Wow, they aren’t kidding … this definitely does make me feel old. It’s scary to think how quickly time passes. Especially since some of these made me think of high school (you know, the height of the Backstreet Boys and N’Sync; Britney before she got married twice, had a couple kids and went crazy; Christina before she got drrty, gained weight, got married, had a kid, got divorced, and started playing with the boys on The Voice; and Jessica got married, had a reality show, got divorced, became a fashion mogul, had another reality show, became a Fashion Star mentor and had a baby). Yup, feeling pretty old.

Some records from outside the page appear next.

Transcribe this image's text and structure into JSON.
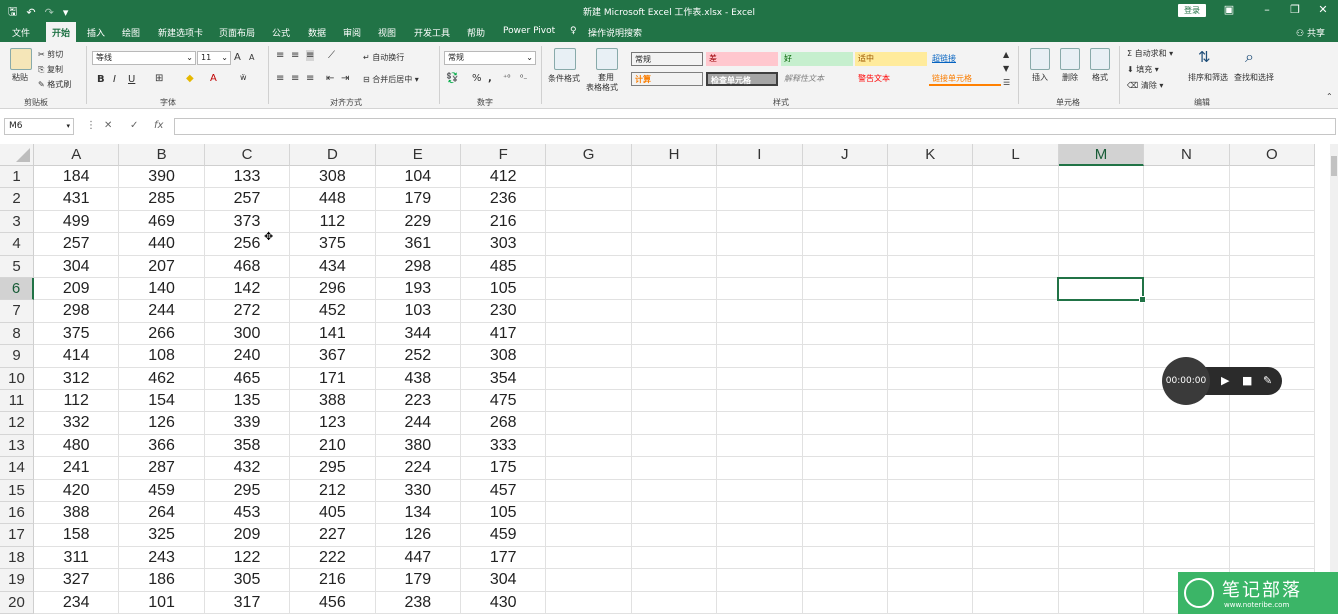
{
  "titlebar": {
    "title": "新建 Microsoft Excel 工作表.xlsx  -  Excel",
    "login_label": "登录",
    "qat": [
      "save-icon",
      "undo-icon",
      "redo-icon",
      "customize-icon"
    ]
  },
  "tabs": [
    "文件",
    "开始",
    "插入",
    "绘图",
    "新建选项卡",
    "页面布局",
    "公式",
    "数据",
    "审阅",
    "视图",
    "开发工具",
    "帮助",
    "Power Pivot",
    "操作说明搜索"
  ],
  "active_tab": "开始",
  "share_label": "共享",
  "ribbon": {
    "clipboard": {
      "paste": "粘贴",
      "cut": "剪切",
      "copy": "复制",
      "format_painter": "格式刷",
      "group": "剪贴板"
    },
    "font": {
      "name": "等线",
      "size": "11",
      "group": "字体",
      "bold": "B",
      "italic": "I",
      "underline": "U",
      "grow": "A",
      "shrink": "A"
    },
    "alignment": {
      "wrap": "自动换行",
      "merge": "合并后居中",
      "group": "对齐方式"
    },
    "number": {
      "format": "常规",
      "percent": "%",
      "comma": ",",
      "group": "数字"
    },
    "styles": {
      "conditional": "条件格式",
      "table": "套用",
      "table2": "表格格式",
      "cells": [
        {
          "label": "常规",
          "bg": "#ffffff",
          "fg": "#000000"
        },
        {
          "label": "差",
          "bg": "#ffc7ce",
          "fg": "#9c0006"
        },
        {
          "label": "好",
          "bg": "#c6efce",
          "fg": "#006100"
        },
        {
          "label": "适中",
          "bg": "#ffeb9c",
          "fg": "#9c5700"
        },
        {
          "label": "超链接",
          "bg": "#ffffff",
          "fg": "#0563c1"
        },
        {
          "label": "计算",
          "bg": "#f2f2f2",
          "fg": "#fa7d00"
        },
        {
          "label": "检查单元格",
          "bg": "#a5a5a5",
          "fg": "#ffffff"
        },
        {
          "label": "解释性文本",
          "bg": "#ffffff",
          "fg": "#7f7f7f"
        },
        {
          "label": "警告文本",
          "bg": "#ffffff",
          "fg": "#ff0000"
        },
        {
          "label": "链接单元格",
          "bg": "#ffffff",
          "fg": "#fa7d00"
        }
      ],
      "group": "样式"
    },
    "cells_group": {
      "insert": "插入",
      "delete": "删除",
      "format": "格式",
      "group": "单元格"
    },
    "editing": {
      "autosum": "自动求和",
      "fill": "填充",
      "clear": "清除",
      "sort": "排序和筛选",
      "find": "查找和选择",
      "group": "编辑"
    }
  },
  "formula_bar": {
    "name_box": "M6",
    "cancel": "✕",
    "enter": "✓",
    "fx": "fx",
    "value": ""
  },
  "grid": {
    "columns": [
      "A",
      "B",
      "C",
      "D",
      "E",
      "F",
      "G",
      "H",
      "I",
      "J",
      "K",
      "L",
      "M",
      "N",
      "O"
    ],
    "selected_col": "M",
    "selected_row": 6,
    "rows": [
      {
        "n": "1",
        "cells": [
          "184",
          "390",
          "133",
          "308",
          "104",
          "412"
        ]
      },
      {
        "n": "2",
        "cells": [
          "431",
          "285",
          "257",
          "448",
          "179",
          "236"
        ]
      },
      {
        "n": "3",
        "cells": [
          "499",
          "469",
          "373",
          "112",
          "229",
          "216"
        ]
      },
      {
        "n": "4",
        "cells": [
          "257",
          "440",
          "256",
          "375",
          "361",
          "303"
        ]
      },
      {
        "n": "5",
        "cells": [
          "304",
          "207",
          "468",
          "434",
          "298",
          "485"
        ]
      },
      {
        "n": "6",
        "cells": [
          "209",
          "140",
          "142",
          "296",
          "193",
          "105"
        ]
      },
      {
        "n": "7",
        "cells": [
          "298",
          "244",
          "272",
          "452",
          "103",
          "230"
        ]
      },
      {
        "n": "8",
        "cells": [
          "375",
          "266",
          "300",
          "141",
          "344",
          "417"
        ]
      },
      {
        "n": "9",
        "cells": [
          "414",
          "108",
          "240",
          "367",
          "252",
          "308"
        ]
      },
      {
        "n": "10",
        "cells": [
          "312",
          "462",
          "465",
          "171",
          "438",
          "354"
        ]
      },
      {
        "n": "11",
        "cells": [
          "112",
          "154",
          "135",
          "388",
          "223",
          "475"
        ]
      },
      {
        "n": "12",
        "cells": [
          "332",
          "126",
          "339",
          "123",
          "244",
          "268"
        ]
      },
      {
        "n": "13",
        "cells": [
          "480",
          "366",
          "358",
          "210",
          "380",
          "333"
        ]
      },
      {
        "n": "14",
        "cells": [
          "241",
          "287",
          "432",
          "295",
          "224",
          "175"
        ]
      },
      {
        "n": "15",
        "cells": [
          "420",
          "459",
          "295",
          "212",
          "330",
          "457"
        ]
      },
      {
        "n": "16",
        "cells": [
          "388",
          "264",
          "453",
          "405",
          "134",
          "105"
        ]
      },
      {
        "n": "17",
        "cells": [
          "158",
          "325",
          "209",
          "227",
          "126",
          "459"
        ]
      },
      {
        "n": "18",
        "cells": [
          "311",
          "243",
          "122",
          "222",
          "447",
          "177"
        ]
      },
      {
        "n": "19",
        "cells": [
          "327",
          "186",
          "305",
          "216",
          "179",
          "304"
        ]
      },
      {
        "n": "20",
        "cells": [
          "234",
          "101",
          "317",
          "456",
          "238",
          "430"
        ]
      }
    ]
  },
  "recorder": {
    "time": "00:00:00"
  },
  "watermark": {
    "text": "笔记部落",
    "url": "www.noteribe.com"
  }
}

This morning, I woke up to a conversation on the radio discussing the best year of your life – apparently some study determined that age would be 33. My thought? Excellent! I’m not even there yet!
I listened for a few minutes (good excuse to stay cuddled up in my blankets, yes?), and the conversation continued to explain that up until this point – and I’m guessing beyond, if you’d let it – your life just continues to get better.
Now, I’ll be the first one to say that I feel like I go through a bit of a metamorphosis every few years. At 31, I don’t feel that I’m the same person I was at 28, and at 28, I wasn’t the same person I was at 25, and at 25, I wasn’t the same person I was at 22 – and God knows I wasn’t the person I was at 18 when I was 22 (thank goodness!). I do feel that I’ve finally gotten to the point where, while I may not totally have it all figured out, I at least know what I want – and a lot of the pieces have fallen into place. I’m fortunate to say that I have a successful “real” career, a “play” side-job that I absolutely love, and I have made some great friends throughout my life. Yes, there is that one elusive piece still missing – someone to share my life with – but I’m continuing to have great faith that, as Kim (one of my very closest friends) always tells me, “he’s just not ready yet.”
So here’s to getting older! I think if nothing else, age has helped me become a little wiser, a little calmer (just ask my mom … or my high school friends), and a little more flexible. No, life is never going to be perfect. But I like to think that although I’m still not exactly where I want to be, I’m on my way.